Centralizamos as ações nos grandes hospitais e todos eles entram em colapso, junto ao sistema como um todo. Vemos que grandes hospitais se tornam grandes problemas. Pacientes internados sem a Covid-19 passaram a ser infectados pelos vírus, e os profissionais de saúde, ambulância, motoristas e toda a cadeia existente para a transferência de pacientes para grandes centros foi atingida —e assim virou fonte de mais e mais contágio.

O simples fato de alguém entrar em um hospital já o torna doente: a cama é diferente, o nível de ruído é elevado, a comida é diferente do habitual. Pessoas estranhas compartilham o espaço de cura e sofrimento. A corrida para grandes centros hospitalizou o nascimento e a morte. Desliga-se o botão da cultura, dos laços e costumes bem antes da morte física de cada indivíduo.

A medicina moderna é altamente eficiente na sedução de que “somos imortais” e de que tratamentos mirabolantes não têm grandes efeitos colaterais. A morte é uma falha técnica a ser vencida a qualquer custo.

Ao mudar drasticamente a cosmologia da morte e do nascimento criou-se uma demanda insustentável. A frustação é certa ao constatar que todos morreremos.

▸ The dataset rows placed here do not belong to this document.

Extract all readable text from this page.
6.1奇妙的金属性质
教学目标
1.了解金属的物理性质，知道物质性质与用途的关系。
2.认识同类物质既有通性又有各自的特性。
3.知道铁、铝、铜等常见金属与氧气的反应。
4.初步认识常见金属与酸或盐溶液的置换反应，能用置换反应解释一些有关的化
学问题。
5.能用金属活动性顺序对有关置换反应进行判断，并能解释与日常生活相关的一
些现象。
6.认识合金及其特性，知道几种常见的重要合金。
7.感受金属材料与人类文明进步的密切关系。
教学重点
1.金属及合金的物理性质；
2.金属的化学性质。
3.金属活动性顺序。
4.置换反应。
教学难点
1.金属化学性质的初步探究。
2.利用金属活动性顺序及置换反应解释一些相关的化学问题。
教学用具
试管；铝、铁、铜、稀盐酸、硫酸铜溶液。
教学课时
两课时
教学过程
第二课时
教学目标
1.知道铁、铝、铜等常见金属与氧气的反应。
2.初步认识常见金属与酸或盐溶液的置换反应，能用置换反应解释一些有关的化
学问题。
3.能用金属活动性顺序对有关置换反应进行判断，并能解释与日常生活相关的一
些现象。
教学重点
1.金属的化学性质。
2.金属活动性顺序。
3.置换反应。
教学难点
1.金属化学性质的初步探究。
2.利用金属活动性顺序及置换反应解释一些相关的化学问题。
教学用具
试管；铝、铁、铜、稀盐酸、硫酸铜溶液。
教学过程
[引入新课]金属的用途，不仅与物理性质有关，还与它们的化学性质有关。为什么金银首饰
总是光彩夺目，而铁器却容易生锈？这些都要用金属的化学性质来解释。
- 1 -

Nesse momento o que não se pode permitir é que culturas morram junto com pessoas —ou mesmo antes delas.

O diálogo da medicina moderna com as diferentes culturalidades pressupõe conhecimento epidemiológico e sanitário e também o respeito e a preservação da cultura local. Esse respeito não é uma postura passiva dos agentes da saúde e das instituições. Não é deixar um pajé fazer um ritual antes de um procedimento médico, mas fazer de tudo para que a prática do pajé aconteça. Duas delas são o próprio aparelhamento tecnológico das comunidades e a não imposição do modelo biomédico vigente.

A culturalidade é uma revolução necessária, mais ainda em ambientes como a Amazônia e nos subsistemas de saúde indígena. Durante nossa história as práticas médicas salvaram muitas vidas, mas exterminaram culturas. É importante compreender que culturas não interessam somente à antropologia e à sociologia.

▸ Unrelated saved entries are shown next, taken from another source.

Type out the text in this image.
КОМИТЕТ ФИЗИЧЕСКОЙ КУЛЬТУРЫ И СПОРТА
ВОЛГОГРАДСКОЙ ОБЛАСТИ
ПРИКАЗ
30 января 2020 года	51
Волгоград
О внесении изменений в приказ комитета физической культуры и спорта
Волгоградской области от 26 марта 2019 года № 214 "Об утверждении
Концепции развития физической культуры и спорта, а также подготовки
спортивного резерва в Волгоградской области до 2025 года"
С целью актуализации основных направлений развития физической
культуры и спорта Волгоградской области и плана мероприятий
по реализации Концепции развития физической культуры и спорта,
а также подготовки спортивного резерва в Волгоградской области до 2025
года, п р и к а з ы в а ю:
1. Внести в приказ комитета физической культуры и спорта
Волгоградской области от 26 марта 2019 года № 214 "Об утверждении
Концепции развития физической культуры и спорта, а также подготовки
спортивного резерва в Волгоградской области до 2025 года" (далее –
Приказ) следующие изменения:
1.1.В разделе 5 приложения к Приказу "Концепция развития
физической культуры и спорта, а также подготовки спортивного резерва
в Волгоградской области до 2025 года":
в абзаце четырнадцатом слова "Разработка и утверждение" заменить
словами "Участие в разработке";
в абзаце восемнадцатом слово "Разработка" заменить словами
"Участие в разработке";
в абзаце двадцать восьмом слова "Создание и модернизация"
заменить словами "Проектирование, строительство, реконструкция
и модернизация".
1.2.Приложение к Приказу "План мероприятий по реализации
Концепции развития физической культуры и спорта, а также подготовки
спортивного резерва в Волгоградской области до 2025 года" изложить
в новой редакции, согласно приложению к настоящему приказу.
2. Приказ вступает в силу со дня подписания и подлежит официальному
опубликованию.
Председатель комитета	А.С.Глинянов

A medicina e os sistemas de saúde compõem uma das atividades humanas mais poderosas. Nossas ações precisam estar em equilíbrio com o biológico, o psicológico e com a natureza e a cultura de nossos pacientes e de nossas comunidades. Caso contrário, continuaremos a colaborar com um processo de esterilização de nossas vidas e de tudo mais que nos cerca.


Marcos Colón é doutor em estudos culturais pela Universidade de Wisconsin-Madison, professor do Departamento de Línguas Modernas e Linguística da Universidade Estadual da Florida e diretor do documentário "Beyond Fordlândia".

Erik Jennings é coordenador da residência médica em neurocirurgia do Hospital Regional do Baixo Amazonas (Universidade do Estado do Pará), em Santarém, médico da Sesai (Secretaria Especial de Saúde Indígena) e autor de “Paradô: Histórias de um Neurocirurgião do Interior da Amazônia” e "Olhando o Rio”.